The best part about making simple sauces and spreads like these are their amazing versatility. For time-saving purposes, we sliced a roasted rotisserie chicken as our protein. However, this healthy pesto recipe is great on top of salmon, pork, or pasta, as well as a perfect compliment to add to any leafy salad. If you follow the vegan lifestyle, simply follow the recipe as listed and leave out the cheese.

roasted broccoli avocado pesto pasta

How To Make Your Own Homemade Pesto At Home

What? Make your own! Yes, you can and should! It is seriously simple and an easy way to cut down on added fat and calories, simply by making a few tweaks of your own.

Everything You Need to Make Your Own Avocado Pesto At Home

The secret to our healthier version of homemade pesto is to substitute in a few avocados. Avocados are full of heart-healthy monounsaturated fats and just as delicious. This is the basis for our healthy avocado pesto, but, as you will see below, you can spice it up and make it your own by adding in parmesan, arugula, or even olives!

Ingredients:

  • 3 cups spinach

  • 1 cup chopped basil

  • 3 teaspoons minced garlic

  • 2 avocados

  • 1/4 olive oil (or avocado oil)

  • 1/2 lemon, squeezed. (Optional: add some zest!)

  • Salt & pepper to taste

How to Make Homemade Avocado Pesto

  1. Add avocados, minced garlic, oil, and lemon juice to food processor. Puree on high.

  2. Slowly add basil and spinach to taste.

  3. Finish with a sprinkle of salt and pepper.

That’s it! Couldn’t be simpler if we tried!

Now, with pesto ready, let’s get to working on making this roasted broccoli pasta dish!

Everything You Need to Make Roasted Broccoli Avocado Pesto Pasta

  • Broccoli. It wouldn’t be a roasted broccoli pasta without the broccoli.

  • Garlic. The basis of any good dish.

  • Olive Oil. Just a bit to help sauté our vegetables.

  • Whole Wheat Pasta. A hearty (and healthy!) pasta option. For this recipe, we used spaghetti, but use your favorite pasta.

  • Rotisserie Chicken. Chicken is our choice of protein.

  • Kalamata Olives. Fruity and tangy, the olives give the pasta a pop of flavor.

  • Mushrooms. More vegetable options and added texture.

  • Avocado. To add creaminess.

  • Baby Arugula. The peppery taste of fresh greens.

  • Almonds. To add a bit of robust flavor to our standard pesto recipe.

  • Pecorino Romano. A perfect hard cheese for the top.

  • Lemon. A simple squeeze of lemon juice and zest to balance the pesto.

  • Salt & Pepper. To complete the dish.

Roasted+Broccoli+Avocado+Pesto+Pasta.jpg

Easy Ingredient Substitutions

Substitute chicken for your choice of protein. While chicken is always a great option, you could easily cook the pesto pasta and lay a piece of grilled salmon on top. Equally delicious!

Change out your veggies. Don’t like olives or mushrooms? That’s fine. Tasty suggestions could include: artichoke hearts, snap peas, roasted red pepper, sun-dried tomatoes, or sautéed onions.

Make it gluten-free. No need to use whole-wheat pasta. If you are gluten-free, change out for your favorite pasta or use rice noodles instead. (Just remember if using rice noodles, the sauce would have to be applied on top to prevent a bowl of soggy noodles!)

Vegan: Substitute the chicken for your choice of plant-based protein, such as tofu or tempeh.

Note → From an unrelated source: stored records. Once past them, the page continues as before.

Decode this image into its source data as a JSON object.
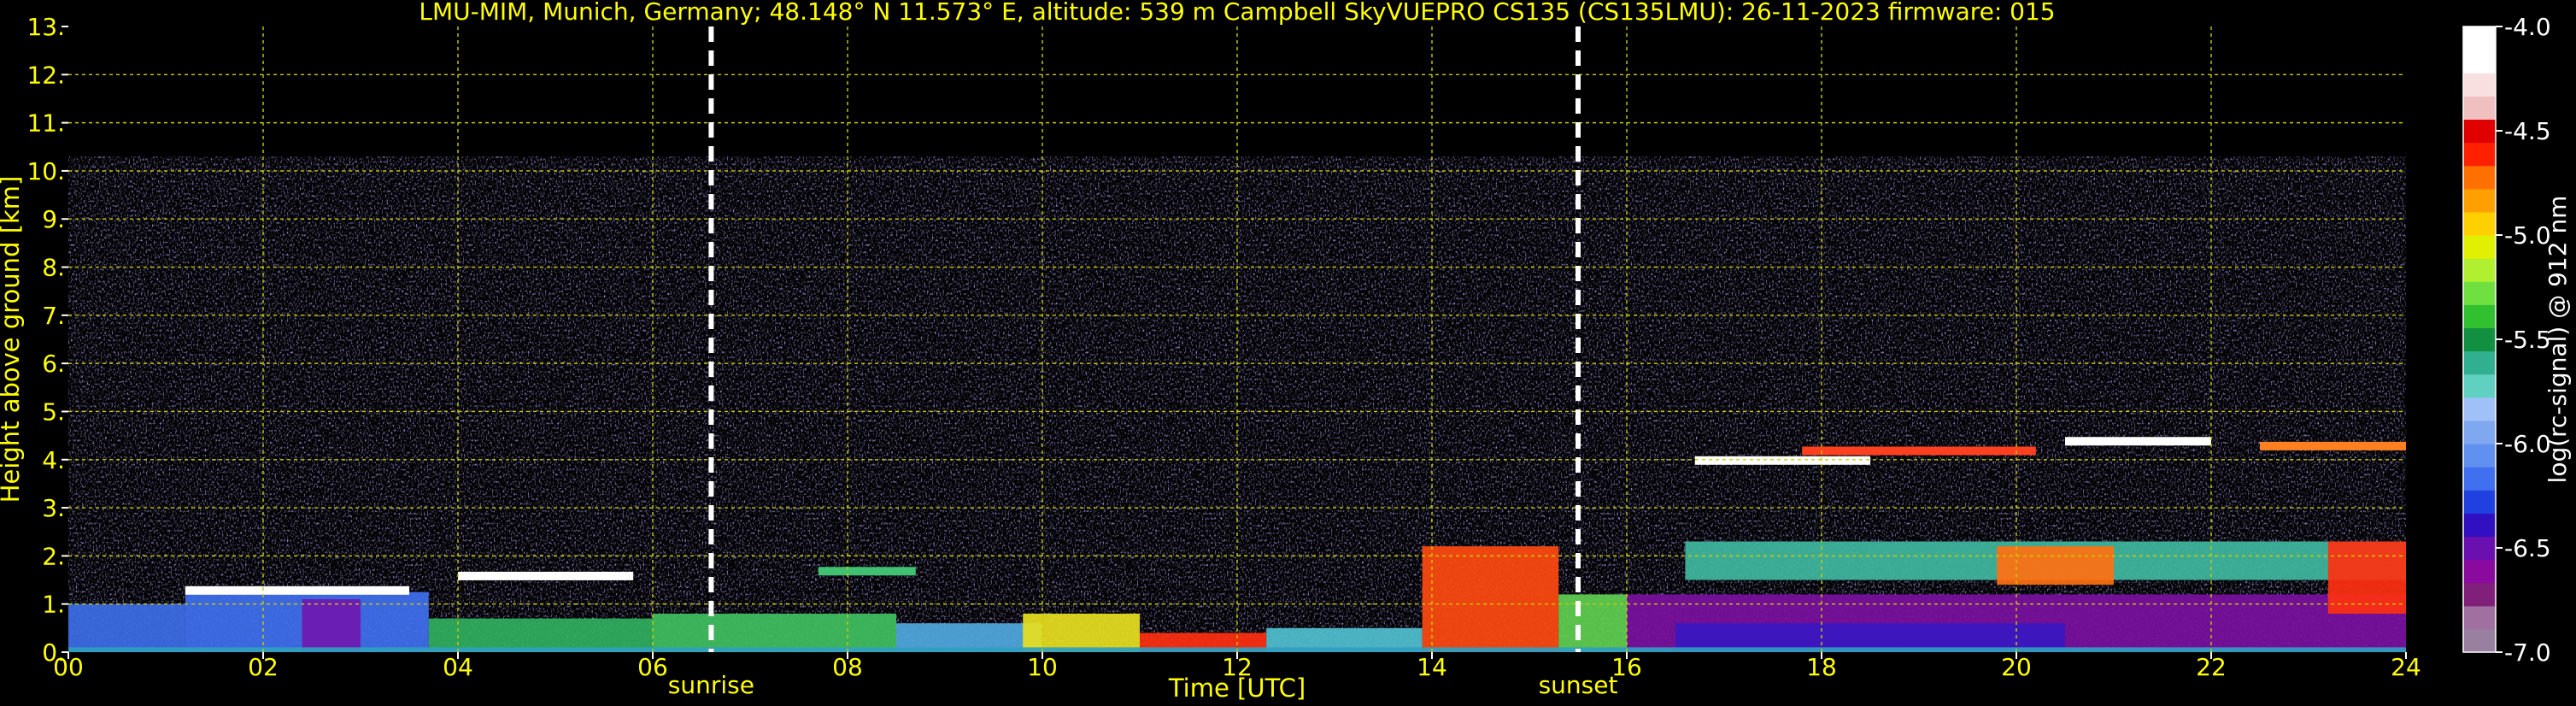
{
  "chart_data": {
    "type": "heatmap",
    "title": "LMU-MIM, Munich, Germany; 48.148° N 11.573° E, altitude: 539 m    Campbell SkyVUEPRO CS135 (CS135LMU): 26-11-2023    firmware: 015",
    "xlabel": "Time [UTC]",
    "ylabel": "Height above ground [km]",
    "xlim": [
      0,
      24
    ],
    "ylim": [
      0,
      13
    ],
    "x_ticks": [
      "00",
      "02",
      "04",
      "06",
      "08",
      "10",
      "12",
      "14",
      "16",
      "18",
      "20",
      "22",
      "24"
    ],
    "y_ticks": [
      "0.",
      "1.",
      "2.",
      "3.",
      "4.",
      "5.",
      "6.",
      "7.",
      "8.",
      "9.",
      "10.",
      "11.",
      "12.",
      "13."
    ],
    "grid": true,
    "events": [
      {
        "label": "sunrise",
        "time": 6.6
      },
      {
        "label": "sunset",
        "time": 15.5
      }
    ],
    "colorbar": {
      "label": "log(rc-signal) @ 912 nm",
      "range": [
        -7.0,
        -4.0
      ],
      "ticks": [
        "-4.0",
        "-4.5",
        "-5.0",
        "-5.5",
        "-6.0",
        "-6.5",
        "-7.0"
      ],
      "colors": [
        "#9a80a0",
        "#a070a0",
        "#80207a",
        "#8a0aa0",
        "#6a10b0",
        "#3010c0",
        "#2040e0",
        "#4070f0",
        "#6090f0",
        "#80a8f0",
        "#a0c0f8",
        "#60d0c0",
        "#30b090",
        "#109040",
        "#30c030",
        "#70e040",
        "#b0f030",
        "#e0f000",
        "#ffd000",
        "#ffa000",
        "#ff7000",
        "#ff2000",
        "#e00000",
        "#f0c0c0",
        "#f8e0e0",
        "#ffffff",
        "#ffffff"
      ]
    },
    "bands": [
      {
        "start": 0.0,
        "end": 1.2,
        "top": 1.0,
        "color": "#3d6ee8"
      },
      {
        "start": 1.2,
        "end": 3.7,
        "top": 1.25,
        "color": "#4070f0"
      },
      {
        "start": 2.4,
        "end": 3.0,
        "top": 1.1,
        "color": "#7018b0"
      },
      {
        "start": 3.7,
        "end": 6.0,
        "top": 0.7,
        "color": "#30b060"
      },
      {
        "start": 6.0,
        "end": 8.5,
        "top": 0.8,
        "color": "#40c060"
      },
      {
        "start": 8.5,
        "end": 10.0,
        "top": 0.6,
        "color": "#50a8e0"
      },
      {
        "start": 9.8,
        "end": 11.0,
        "top": 0.8,
        "color": "#e8e020"
      },
      {
        "start": 11.0,
        "end": 12.3,
        "top": 0.4,
        "color": "#ff3010"
      },
      {
        "start": 12.3,
        "end": 13.9,
        "top": 0.5,
        "color": "#50c0d0"
      },
      {
        "start": 13.9,
        "end": 15.3,
        "top": 2.2,
        "color": "#ff4a10"
      },
      {
        "start": 15.3,
        "end": 16.0,
        "top": 1.2,
        "color": "#60d050"
      },
      {
        "start": 16.0,
        "end": 24.0,
        "top": 1.2,
        "color": "#7a10a0"
      },
      {
        "start": 16.5,
        "end": 20.5,
        "top": 0.6,
        "color": "#3818c0"
      },
      {
        "start": 16.6,
        "end": 24.0,
        "top": 2.3,
        "color": "#40b8a0",
        "bottom": 1.5
      },
      {
        "start": 19.8,
        "end": 21.0,
        "top": 2.2,
        "color": "#ff7010",
        "bottom": 1.4
      },
      {
        "start": 23.2,
        "end": 24.0,
        "top": 2.3,
        "color": "#ff3010",
        "bottom": 0.8
      },
      {
        "start": 0.0,
        "end": 24.0,
        "top": 0.1,
        "color": "#30a0c0"
      }
    ],
    "cloud_layers": [
      {
        "start": 16.7,
        "end": 18.5,
        "height": 4.0,
        "color": "#ffffff"
      },
      {
        "start": 17.8,
        "end": 20.2,
        "height": 4.2,
        "color": "#ff4020"
      },
      {
        "start": 20.5,
        "end": 22.0,
        "height": 4.4,
        "color": "#ffffff"
      },
      {
        "start": 22.5,
        "end": 24.0,
        "height": 4.3,
        "color": "#ff8020"
      },
      {
        "start": 1.2,
        "end": 3.5,
        "height": 1.3,
        "color": "#ffffff"
      },
      {
        "start": 4.0,
        "end": 5.8,
        "height": 1.6,
        "color": "#ffffff"
      },
      {
        "start": 7.7,
        "end": 8.7,
        "height": 1.7,
        "color": "#40c070"
      }
    ],
    "signal_top_km": 10.3
  }
}
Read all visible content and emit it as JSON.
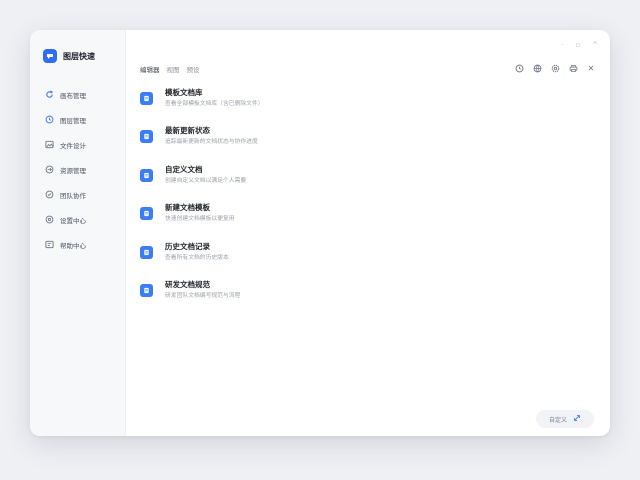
{
  "app": {
    "name": "图层快速",
    "brand_color": "#2f6df6"
  },
  "window_controls": [
    "·",
    "▫",
    "^"
  ],
  "sidebar": {
    "items": [
      {
        "label": "画布管理",
        "icon": "refresh-icon"
      },
      {
        "label": "图层管理",
        "icon": "clock-icon"
      },
      {
        "label": "文件设计",
        "icon": "image-icon"
      },
      {
        "label": "资源管理",
        "icon": "share-icon"
      },
      {
        "label": "团队协作",
        "icon": "check-circle-icon"
      },
      {
        "label": "设置中心",
        "icon": "settings-icon"
      },
      {
        "label": "帮助中心",
        "icon": "help-icon"
      }
    ]
  },
  "tabs": [
    {
      "label": "编辑器",
      "active": true
    },
    {
      "label": "视图",
      "active": false
    },
    {
      "label": "预设",
      "active": false
    }
  ],
  "toolbar": {
    "icons": [
      "clock-icon",
      "globe-icon",
      "gear-icon",
      "printer-icon",
      "close-icon"
    ],
    "close_glyph": "✕"
  },
  "list": [
    {
      "title": "模板文档库",
      "subtitle": "查看全部模板文档库（含已删除文件）",
      "icon": "file-icon"
    },
    {
      "title": "最新更新状态",
      "subtitle": "追踪最新更新的文档状态与协作进度",
      "icon": "file-icon"
    },
    {
      "title": "自定义文档",
      "subtitle": "创建自定义文档以满足个人需要",
      "icon": "file-icon"
    },
    {
      "title": "新建文档模板",
      "subtitle": "快速创建文档模板以便复用",
      "icon": "file-icon"
    },
    {
      "title": "历史文档记录",
      "subtitle": "查看所有文档的历史版本",
      "icon": "file-icon"
    },
    {
      "title": "研发文档规范",
      "subtitle": "研发团队文档编写规范与流程",
      "icon": "file-icon"
    }
  ],
  "footer": {
    "button_label": "自定义",
    "icon": "expand-icon"
  }
}
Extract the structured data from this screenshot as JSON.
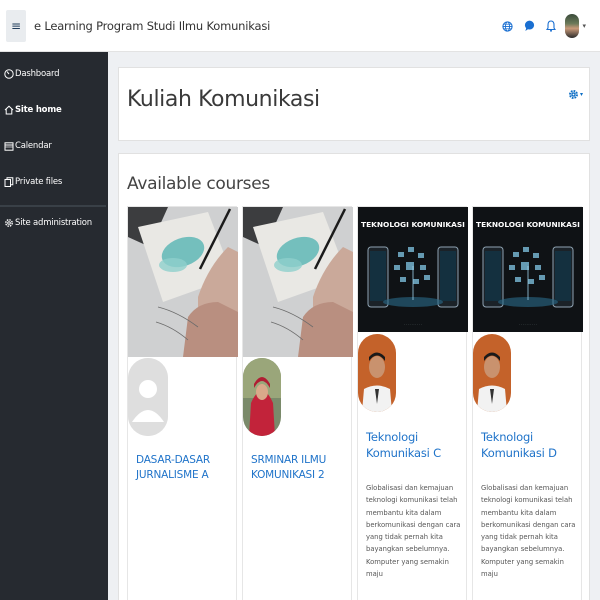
{
  "header": {
    "menu_glyph": "≡",
    "site_title": "e Learning Program Studi Ilmu Komunikasi",
    "icons": [
      "globe-icon",
      "chat-bubble-icon",
      "bell-icon"
    ],
    "user_menu_caret": "▾"
  },
  "sidebar": {
    "items": [
      {
        "label": "Dashboard",
        "icon": "gauge-icon",
        "active": false
      },
      {
        "label": "Site home",
        "icon": "home-icon",
        "active": true
      },
      {
        "label": "Calendar",
        "icon": "calendar-icon",
        "active": false
      },
      {
        "label": "Private files",
        "icon": "files-icon",
        "active": false
      },
      {
        "label": "Site administration",
        "icon": "gear-icon",
        "active": false
      }
    ]
  },
  "page": {
    "title": "Kuliah Komunikasi",
    "settings_caret": "▾"
  },
  "courses_section": {
    "title": "Available courses",
    "courses": [
      {
        "name": "DASAR-DASAR JURNALISME A",
        "summary": ""
      },
      {
        "name": "SRMINAR ILMU KOMUNIKASI 2",
        "summary": ""
      },
      {
        "name": "Teknologi Komunikasi C",
        "image_text": "TEKNOLOGI KOMUNIKASI",
        "summary": "Globalisasi dan kemajuan teknologi komunikasi telah membantu kita dalam berkomunikasi dengan cara yang tidak pernah kita bayangkan sebelumnya. Komputer yang semakin maju"
      },
      {
        "name": "Teknologi Komunikasi D",
        "image_text": "TEKNOLOGI KOMUNIKASI",
        "summary": "Globalisasi dan kemajuan teknologi komunikasi telah membantu kita dalam berkomunikasi dengan cara yang tidak pernah kita bayangkan sebelumnya. Komputer yang semakin maju"
      }
    ]
  },
  "colors": {
    "sidebar_bg": "#262a30",
    "link": "#1f73c9",
    "accent": "#0f6fc5"
  }
}
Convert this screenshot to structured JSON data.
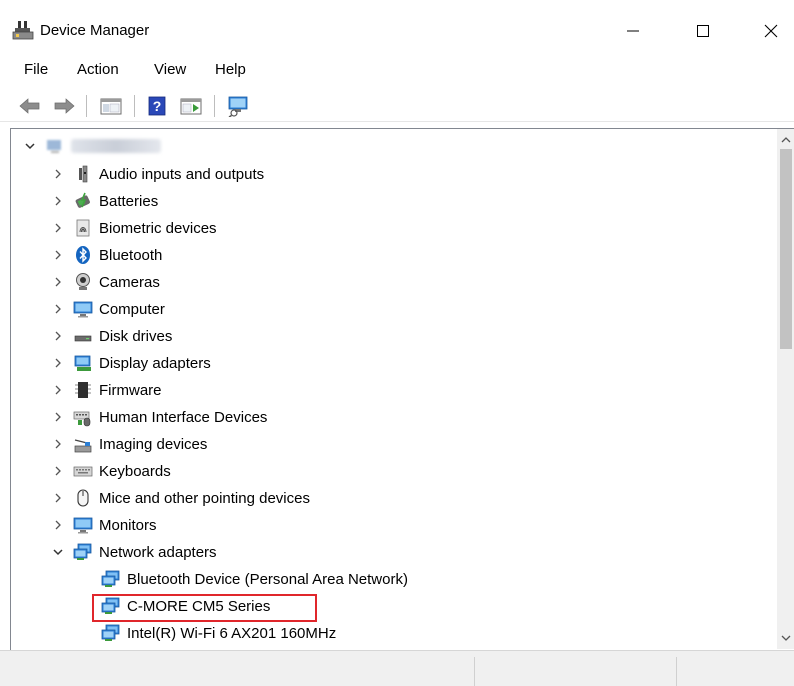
{
  "window": {
    "title": "Device Manager",
    "icon": "device-manager-icon"
  },
  "menu": [
    "File",
    "Action",
    "View",
    "Help"
  ],
  "toolbar": {
    "buttons": [
      "back-arrow-icon",
      "forward-arrow-icon",
      "show-hide-console-tree-icon",
      "help-icon",
      "properties-icon",
      "scan-hardware-icon"
    ]
  },
  "tree": {
    "root_expanded": true,
    "categories": [
      {
        "label": "Audio inputs and outputs",
        "icon": "speaker-icon",
        "expanded": false
      },
      {
        "label": "Batteries",
        "icon": "battery-icon",
        "expanded": false
      },
      {
        "label": "Biometric devices",
        "icon": "fingerprint-icon",
        "expanded": false
      },
      {
        "label": "Bluetooth",
        "icon": "bluetooth-icon",
        "expanded": false
      },
      {
        "label": "Cameras",
        "icon": "camera-icon",
        "expanded": false
      },
      {
        "label": "Computer",
        "icon": "monitor-icon",
        "expanded": false
      },
      {
        "label": "Disk drives",
        "icon": "disk-drive-icon",
        "expanded": false
      },
      {
        "label": "Display adapters",
        "icon": "display-adapter-icon",
        "expanded": false
      },
      {
        "label": "Firmware",
        "icon": "chip-icon",
        "expanded": false
      },
      {
        "label": "Human Interface Devices",
        "icon": "hid-icon",
        "expanded": false
      },
      {
        "label": "Imaging devices",
        "icon": "scanner-icon",
        "expanded": false
      },
      {
        "label": "Keyboards",
        "icon": "keyboard-icon",
        "expanded": false
      },
      {
        "label": "Mice and other pointing devices",
        "icon": "mouse-icon",
        "expanded": false
      },
      {
        "label": "Monitors",
        "icon": "monitor-icon",
        "expanded": false
      },
      {
        "label": "Network adapters",
        "icon": "network-adapter-icon",
        "expanded": true
      }
    ],
    "network_adapters": [
      {
        "label": "Bluetooth Device (Personal Area Network)",
        "icon": "network-adapter-icon",
        "highlighted": false
      },
      {
        "label": "C-MORE CM5 Series",
        "icon": "network-adapter-icon",
        "highlighted": true
      },
      {
        "label": "Intel(R) Wi-Fi 6 AX201 160MHz",
        "icon": "network-adapter-icon",
        "highlighted": false
      }
    ]
  },
  "colors": {
    "highlight_border": "#e0262b",
    "network_icon": "#2d7fd4",
    "bluetooth": "#1565c0"
  }
}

Remove cheese or use vegan substitute.

Arugula: If you don’t have arugula (or dislike), spinach could be swapped as a substitute, as used in the original Pesto Avocado sauce.

Nut-allergy: Remove almonds from recipe.

Dairy-free: Leave out the cheese entirely or substitute with a vegan cheese, such as Daiya.

Frozen Broccoli: Yes! You can roast frozen broccoli. Simply toss frozen broccoli with olive oil, lemon, salt and pepper per the instructions and spread on a baking sheet. Turn the oven down to 400 degrees, roasting until the edges of the broccoli are brown and crispy, approximately 20 minutes.

Toppings: Feel free to experiment with whatever toppings you prefer. You may use Parmesan cheese or mozzarella if you prefer your cheese to melt.

roasted broccoli avocado pesto pasta

How to Make Roasted Broccoli Pesto Pasta

  1. Preheat. Preheat the oven to 450 degrees.

  2. Chop the broccoli. Separate the florets from the broccoli stalk with a sharp knife.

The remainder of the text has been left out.